Francisco Louçã, que foi líder do Bloco de Esquerda no Parlamento português, em discurso na Assembleia da República em 2007 disse: “Estamos aqui a viver um fingimento”. Essa afirmação tem enorme simbolismo, na medida em que tanto se fala em povo, voto e democracia quando, em realidade, tem-se unicamente uma legião de psicopatas institucionais a manipular essas palavras com singular impostura. É certo que as nações, na maior extensão territorial do globo, padecem de um fingimento imposto pelos corruptos.
Onde há eleições, finge-se oficialmente que o resultado espelha a vontade dos cidadãos quando, na verdade, estes são instrumentos utilizados sorrateiramente para legitimar um processo criminoso. O Brasil e considerável parte do mundo carecem de estadistas, de líderes que unam os seus povos, que fortaleçam o respectivo espírito nacional, que tenham a larga visão do equilíbrio social e da garantia de prosperidade e paz para as novas gerações.
Não é difícil perceber que a nação brasileira está dividida. O bordão do “nós” e “eles”, por si só, é um desserviço à nacionalidade, posto que a pátria, na lição de Rui Barbosa, deve ser a família amplificada. A ação divisionista não é a etiqueta dos homens de Estado; é a mera repetição de métodos usados por patifes que desgraçadamente ocuparam palácios quando, por lógica, deveriam ser hóspedes dos cárceres da história.
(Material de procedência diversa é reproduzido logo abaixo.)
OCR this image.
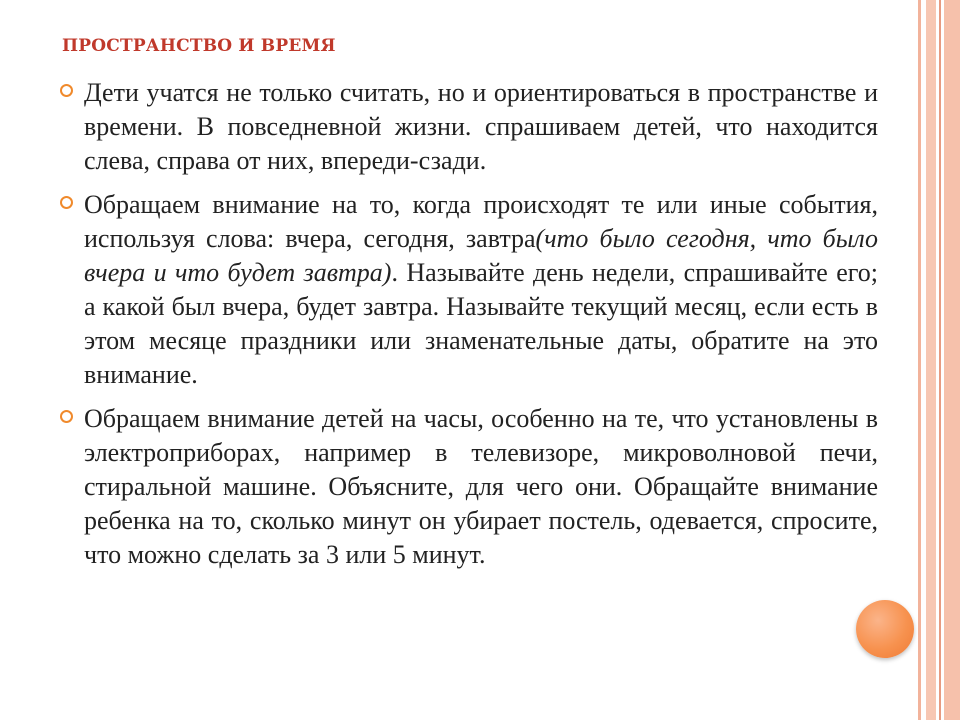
ПРОСТРАНСТВО И ВРЕМЯ
Дети учатся не только считать, но и ориентироваться в пространстве и времени. В повседневной жизни. спрашиваем детей, что находится слева, справа от них, впереди-сзади.
Обращаем внимание на то, когда происходят те или иные события, используя слова: вчера, сегодня, завтра(что было сегодня, что было вчера и что будет завтра). Называйте день недели, спрашивайте его; а какой был вчера, будет завтра. Называйте текущий месяц, если есть в этом месяце праздники или знаменательные даты, обратите на это внимание.
Обращаем внимание детей на часы, особенно на те, что установлены в электроприборах, например в телевизоре, микроволновой печи, стиральной машине. Объясните, для чего они. Обращайте внимание ребенка на то, сколько минут он убирает постель, одевается, спросите, что можно сделать за 3 или 5 минут.
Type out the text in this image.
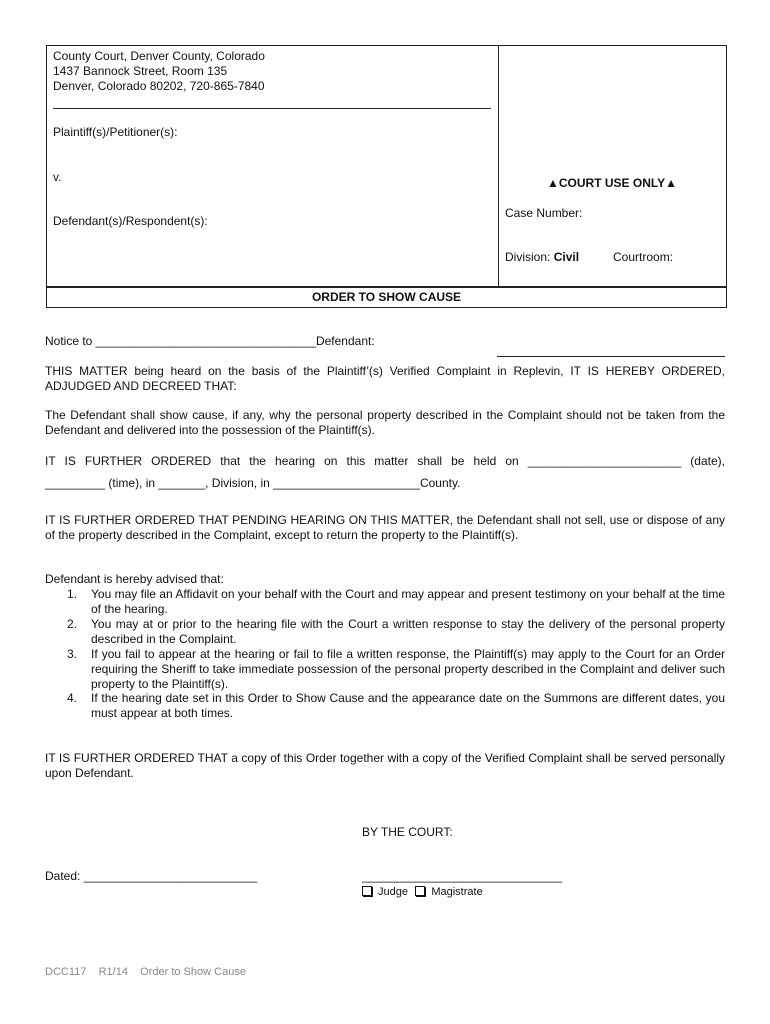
County Court, Denver County, Colorado
1437 Bannock Street, Room 135
Denver, Colorado 80202, 720-865-7840
Plaintiff(s)/Petitioner(s):
v.
Defendant(s)/Respondent(s):
▲COURT USE ONLY▲
Case Number:
Division: Civil	Courtroom:
ORDER TO SHOW CAUSE
Notice to _________________________________Defendant:
THIS MATTER being heard on the basis of the Plaintiff’(s) Verified Complaint in Replevin, IT IS HEREBY ORDERED, ADJUDGED AND DECREED THAT:
The Defendant shall show cause, if any, why the personal property described in the Complaint should not be taken from the Defendant and delivered into the possession of the Plaintiff(s).
IT IS FURTHER ORDERED that the hearing on this matter shall be held on _______________________ (date),
_________ (time), in _______, Division, in ______________________County.
IT IS FURTHER ORDERED THAT PENDING HEARING ON THIS MATTER, the Defendant shall not sell, use or dispose of any of the property described in the Complaint, except to return the property to the Plaintiff(s).
Defendant is hereby advised that:
1.	You may file an Affidavit on your behalf with the Court and may appear and present testimony on your behalf at the time of the hearing.
2.	You may at or prior to the hearing file with the Court a written response to stay the delivery of the personal property described in the Complaint.
3.	If you fail to appear at the hearing or fail to file a written response, the Plaintiff(s) may apply to the Court for an Order requiring the Sheriff to take immediate possession of the personal property described in the Complaint and deliver such property to the Plaintiff(s).
4.	If the hearing date set in this Order to Show Cause and the appearance date on the Summons are different dates, you must appear at both times.
IT IS FURTHER ORDERED THAT a copy of this Order together with a copy of the Verified Complaint shall be served personally upon Defendant.
BY THE COURT:
______________________________
Judge Magistrate
Dated: __________________________
DCC117    R1/14    Order to Show Cause
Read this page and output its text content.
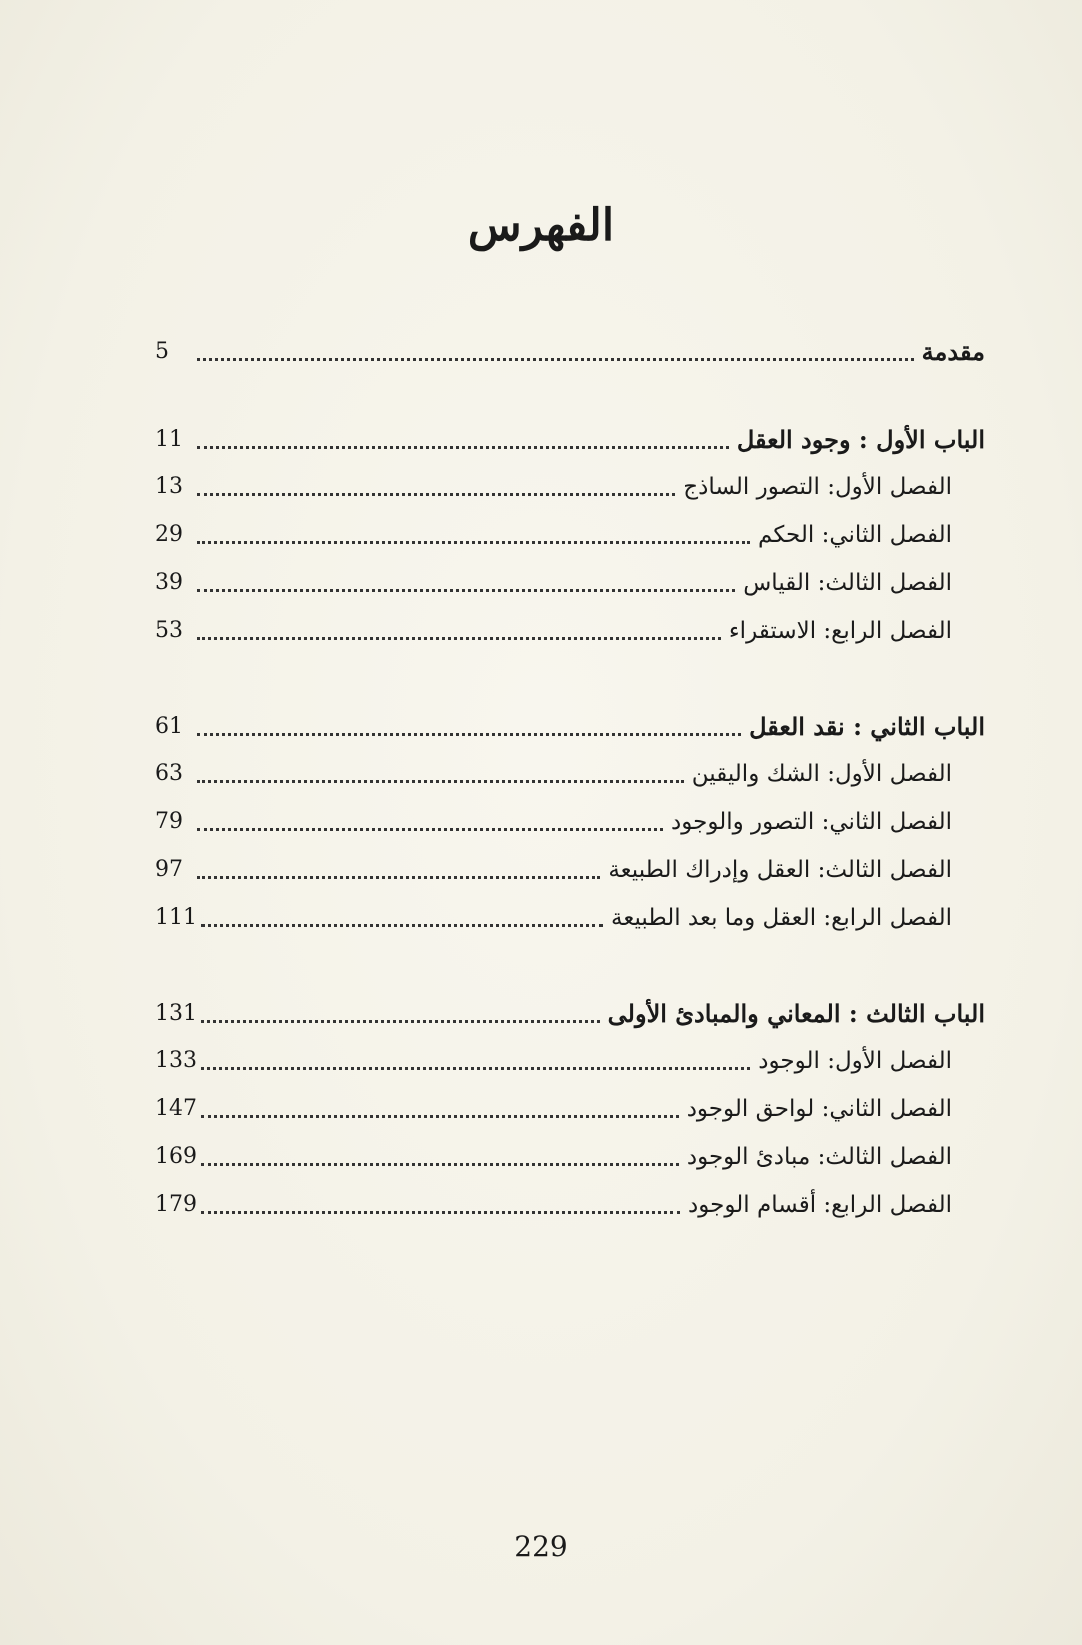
الفهرس
مقدمة
5
الباب الأول : وجود العقل
11
الفصل الأول: التصور الساذج
13
الفصل الثاني: الحكم
29
الفصل الثالث: القياس
39
الفصل الرابع: الاستقراء
53
الباب الثاني : نقد العقل
61
الفصل الأول: الشك واليقين
63
الفصل الثاني: التصور والوجود
79
الفصل الثالث: العقل وإدراك الطبيعة
97
الفصل الرابع: العقل وما بعد الطبيعة
111
الباب الثالث : المعاني والمبادئ الأولى
131
الفصل الأول: الوجود
133
الفصل الثاني: لواحق الوجود
147
الفصل الثالث: مبادئ الوجود
169
الفصل الرابع: أقسام الوجود
179
229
Ocupando a obscena condição de quarto país mais corrupto do mundo, é de fácil verificação a desenvoltura dos bandoleiros dentro das instituições públicas. O governo há décadas perdeu o senso de moralidade; o parlamento deixou de ser composto por bancadas para ser dividido em quadrilhas; o Poder Judiciário está desorientado pela falta de referência: dorme-se com uma ordem jurídica e acorda-se com outra. Nota-se uma Justiça superior cooptada por cafajestes oficiais, uma vez que membros notórios das altas Cortes lhes abrem as portas para uma presteza jurisdicional que não estendem nem na forma nem no conteúdo aos demais cidadãos.
A decadência da credibilidade se constata na medida em que altos membros dos três Poderes são vistos com reserva pela população; nunca antes o Brasil teve um magistrado de alta Corte hostilizado com chuva de tomates; parlamentares expulsos de ambientes públicos e um presidente da República sem condições de mostrar o rosto para o povo que supostamente representa.
É o extremo da desmoralização da autoridade, o que deveria servir de estopim para uma reação histórica. Se pudesse contar com eleições honestas, o país teria a oportunidade de uma faxina geral. Só um milagre, entretanto, poderá operar pela democracia como expressão da vontade do povo sem os componentes que a viciam, sem os atores que a degradam e sem o fingimento que acometem organizações internacionais, quando acobertam as fraudes por pressões de comércio ou conveniências de alinhamento.
Ao mesmo tempo em que conta com uma conjunção de fatores para protagonizar um levante moral, exemplar para o mundo, o Brasil convive com a sombria perspectiva de novamente ser levado a reboque por eleições desleais, mantendo nas cercanias do poder os mesmos vendilhões do templo que se aproveitam da pureza e generosidade da gente brasileira para lhes tirar até o sangue em proveito próprio.
Léo da Silva Alves é jurista autor de 45 livros e Embaixador para a Causa da Democracia na Europa e Sul-América, em representação do Instituto Diplomazia Europea e Sudamericana, com sede na Itália.